Obtaining a patent, copyright or trademark may protect people’s intellectual property and prevent others from using their creative works for their own gain.

Often, people in Connecticut and elsewhere find ways to share and profit from their creative works and ideas. Unfortunately, sometimes others may seek to use these types of assets for their own gain, without the permission of their owners or creators. There are ways, however, that inventors, artists, authors, business owners and other creators may protect these creations of their minds.
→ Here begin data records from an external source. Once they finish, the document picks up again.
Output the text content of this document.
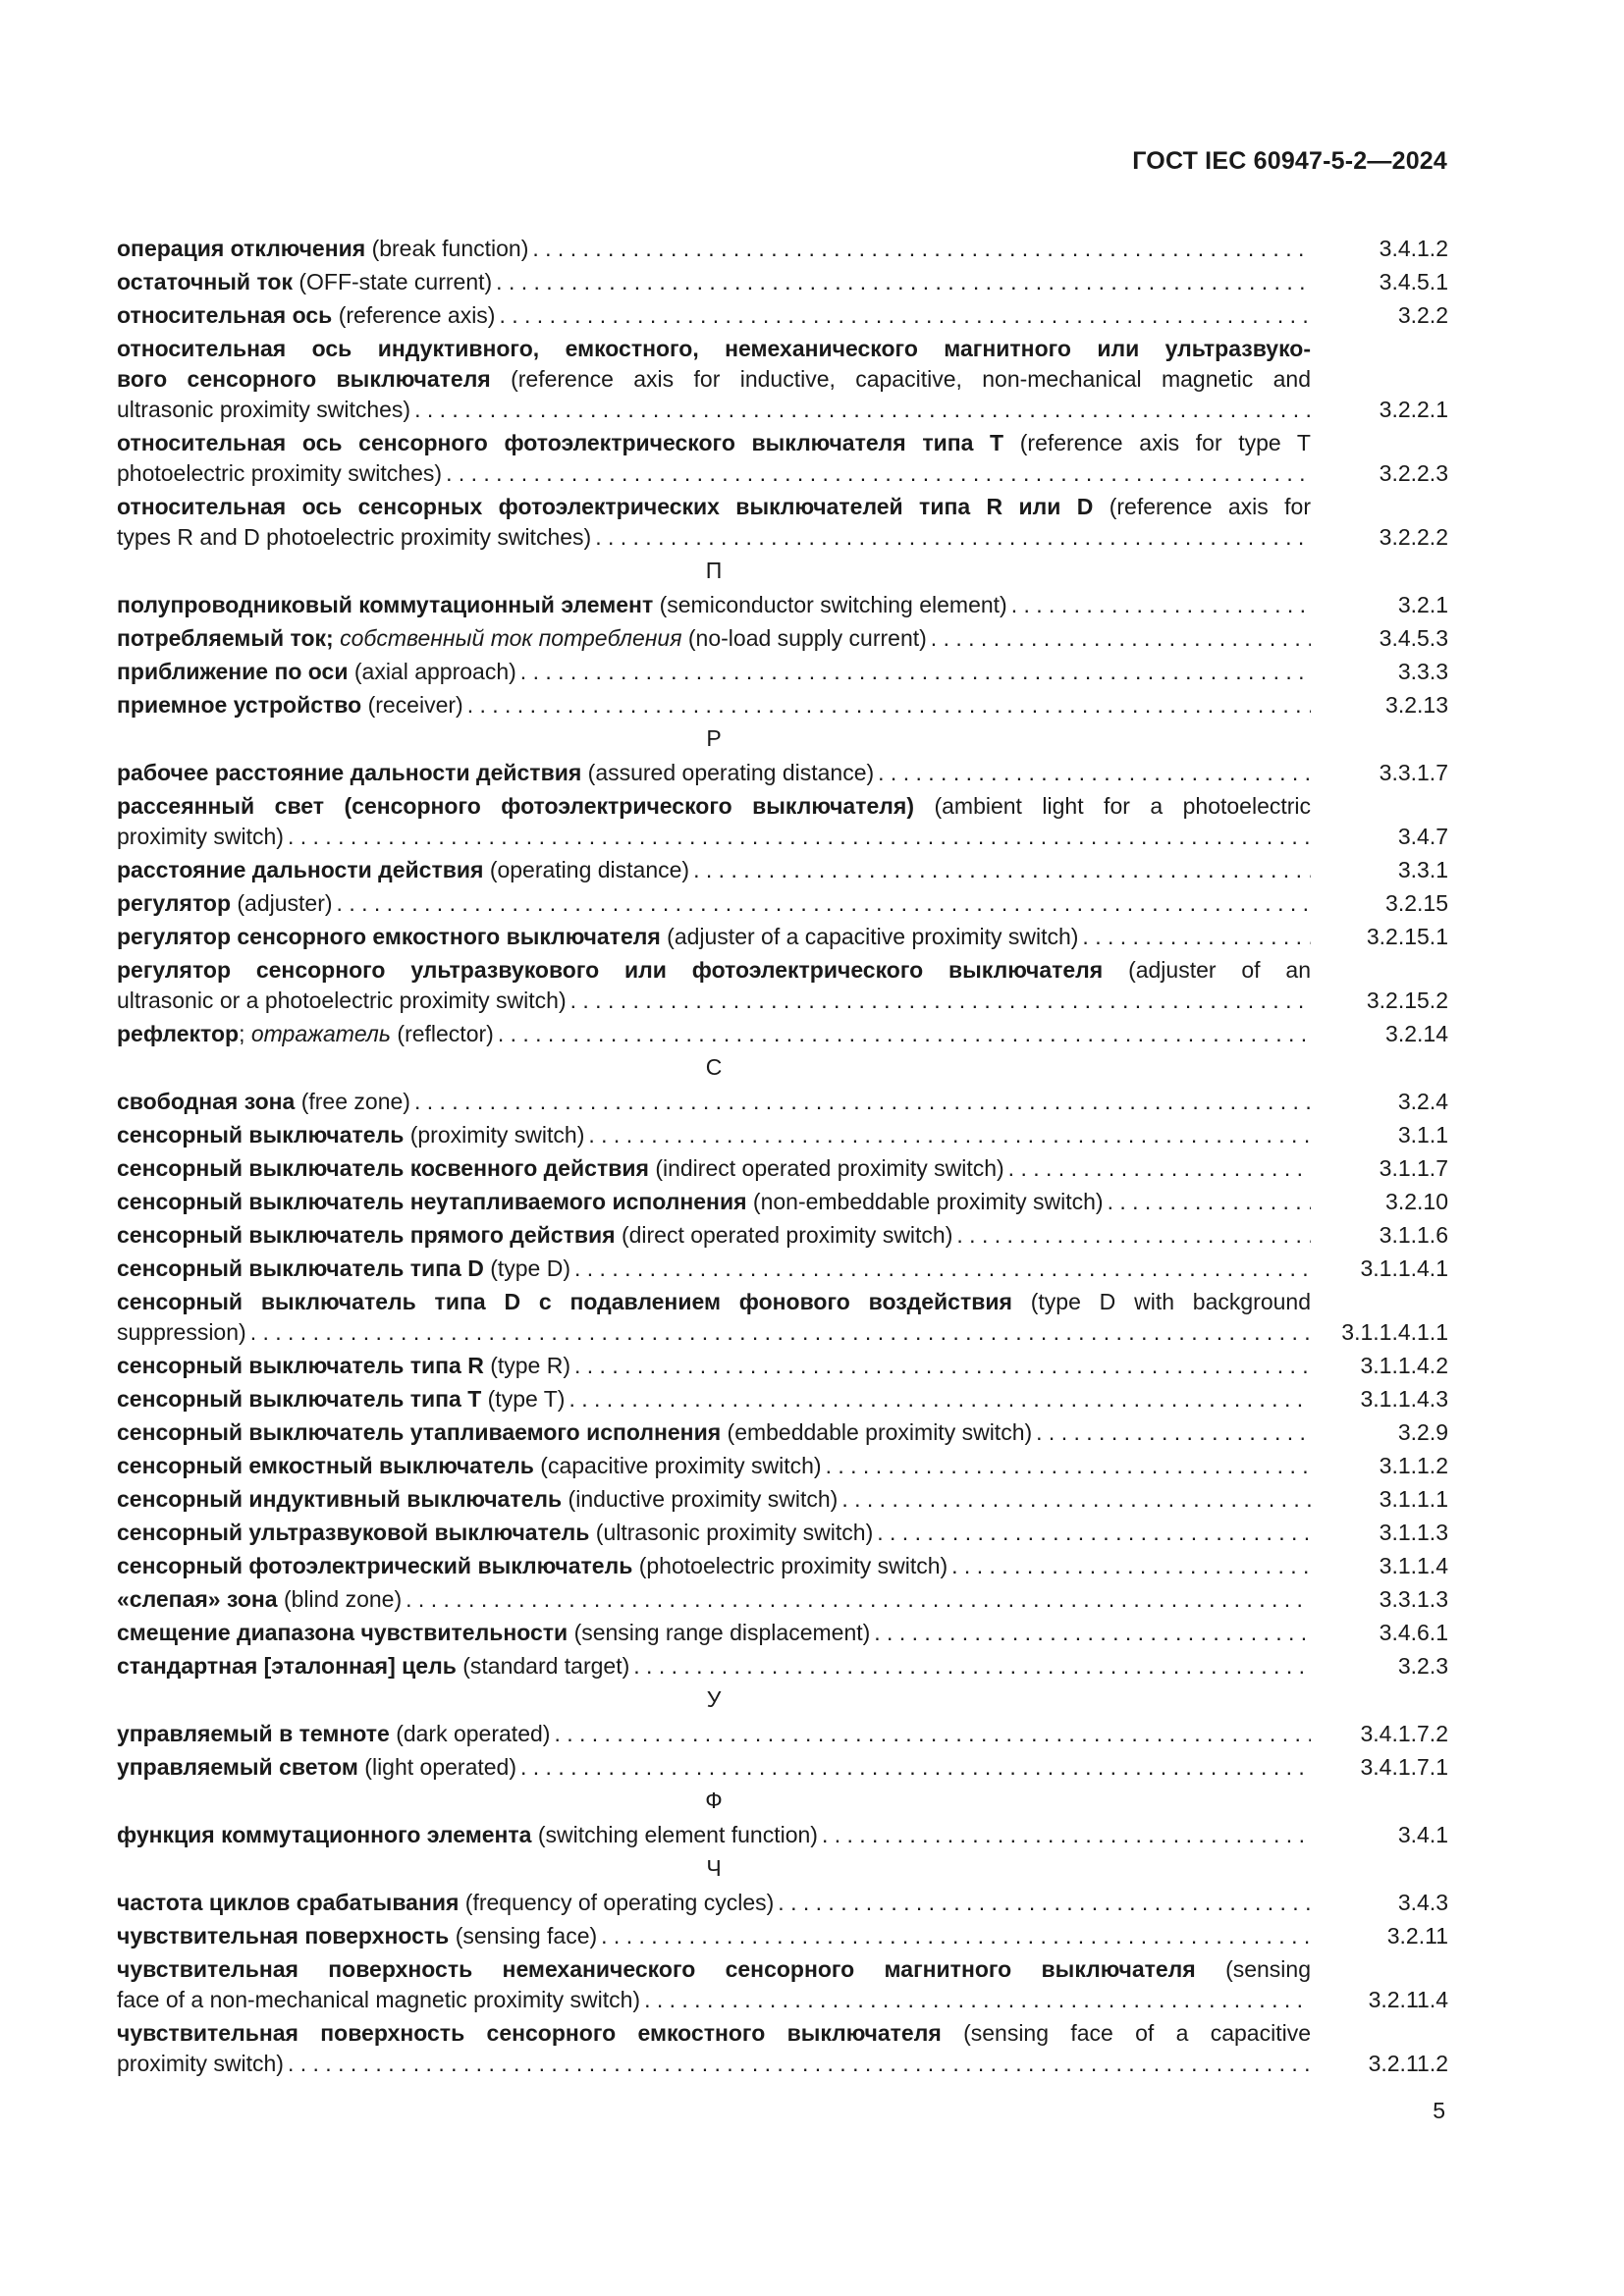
ГОСТ IEC 60947-5-2—2024
операция отключения (break function) . . .	3.4.1.2
остаточный ток (OFF-state current) . . .	3.4.5.1
относительная ось (reference axis) . . .	3.2.2
относительная ось индуктивного, емкостного, немеханического магнитного или ультразвуко-
вого сенсорного выключателя (reference axis for inductive, capacitive, non-mechanical magnetic and
ultrasonic proximity switches) . . .	3.2.2.1
относительная ось сенсорного фотоэлектрического выключателя типа T (reference axis for type T
photoelectric proximity switches) . . .	3.2.2.3
относительная ось сенсорных фотоэлектрических выключателей типа R или D (reference axis for
types R and D photoelectric proximity switches) . . .	3.2.2.2
П
полупроводниковый коммутационный элемент (semiconductor switching element) . . .	3.2.1
потребляемый ток; собственный ток потребления (no-load supply current) . . .	3.4.5.3
приближение по оси (axial approach) . . .	3.3.3
приемное устройство (receiver) . . .	3.2.13
Р
рабочее расстояние дальности действия (assured operating distance) . . .	3.3.1.7
рассеянный свет (сенсорного фотоэлектрического выключателя) (ambient light for a photoelectric
proximity switch) . . .	3.4.7
расстояние дальности действия (operating distance) . . .	3.3.1
регулятор (adjuster) . . .	3.2.15
регулятор сенсорного емкостного выключателя (adjuster of a capacitive proximity switch) . . .	3.2.15.1
регулятор сенсорного ультразвукового или фотоэлектрического выключателя (adjuster of an
ultrasonic or a photoelectric proximity switch) . . .	3.2.15.2
рефлектор; отражатель (reflector) . . .	3.2.14
С
свободная зона (free zone) . . .	3.2.4
сенсорный выключатель (proximity switch) . . .	3.1.1
сенсорный выключатель косвенного действия (indirect operated proximity switch) . . .	3.1.1.7
сенсорный выключатель неутапливаемого исполнения (non-embeddable proximity switch) . . .	3.2.10
сенсорный выключатель прямого действия (direct operated proximity switch) . . .	3.1.1.6
сенсорный выключатель типа D (type D) . . .	3.1.1.4.1
сенсорный выключатель типа D с подавлением фонового воздействия (type D with background
suppression) . . .	3.1.1.4.1.1
сенсорный выключатель типа R (type R) . . .	3.1.1.4.2
сенсорный выключатель типа T (type T) . . .	3.1.1.4.3
сенсорный выключатель утапливаемого исполнения (embeddable proximity switch) . . .	3.2.9
сенсорный емкостный выключатель (capacitive proximity switch) . . .	3.1.1.2
сенсорный индуктивный выключатель (inductive proximity switch) . . .	3.1.1.1
сенсорный ультразвуковой выключатель (ultrasonic proximity switch) . . .	3.1.1.3
сенсорный фотоэлектрический выключатель (photoelectric proximity switch) . . .	3.1.1.4
«слепая» зона (blind zone) . . .	3.3.1.3
смещение диапазона чувствительности (sensing range displacement) . . .	3.4.6.1
стандартная [эталонная] цель (standard target) . . .	3.2.3
У
управляемый в темноте (dark operated) . . .	3.4.1.7.2
управляемый светом (light operated) . . .	3.4.1.7.1
Ф
функция коммутационного элемента (switching element function) . . .	3.4.1
Ч
частота циклов срабатывания (frequency of operating cycles) . . .	3.4.3
чувствительная поверхность (sensing face) . . .	3.2.11
чувствительная поверхность немеханического сенсорного магнитного выключателя (sensing
face of a non-mechanical magnetic proximity switch) . . .	3.2.11.4
чувствительная поверхность сенсорного емкостного выключателя (sensing face of a capacitive
proximity switch) . . .	3.2.11.2
5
Works and inventions developed as a result of people's creativity may be considered their intellectual property. This may include artistic, musical or literary works, as well as inventions and processes. Additionally, the names, images and symbols people and businesses use in commerce are also considered intellectual property. These types of creative assets may be protected through the use of patents, copyrights and trademarks.

Patents

Inventors may protect their property rights through patents. People may be grated patents for the invention or discovery of the following: new and useful processes, machines, articles of manufacture or composition of matter; new, ornamental and original designs for articles of manufacture; any distinct, new plant variety. By obtaining this type of protection, others are prohibited from using, making, importing, offering for sale or selling the invention without permission from the inventor. When people infringe on a patented product or invention, the patentee may take action to stop the unauthorized use, and to recover damages for any resulting losses.

Copyrights

Whether published or not, artistic, dramatic, literary, musical and certain other intellectual works may be protected through a copyright. However, this type of protection does not shelter the subject matter of these works. Rather, it safeguards the expression form. For example, someone could copyright a description for a dining table. While others could make or use the dining table or write their own description of it, the copyright restricts them from copying the original description.

Trademarks


Symbols, words, names and other markings are often used to identify a particular business' products, as well as to differentiate them from the products of other manufacturers or sellers. Certain distinctive marks such as these may qualify for protection as trademarks. Should a trademark qualify for protection, others cannot make or sell the same goods under an evidently different mark or utilizing a mark of confusing similarity.

Seeking legal counsel

The theft, piracy and counterfeiting of people's intellectual property in Connecticut may jeopardize their business' bottom line, as well as their good name. Therefore, those who have produced artistic, literary, innovative or other creative works may benefit from consulting with an attorney. A lawyer may help them understand how to protect their creative works and ideas, and what options they may have should they find someone infringing on their intellectual property rights.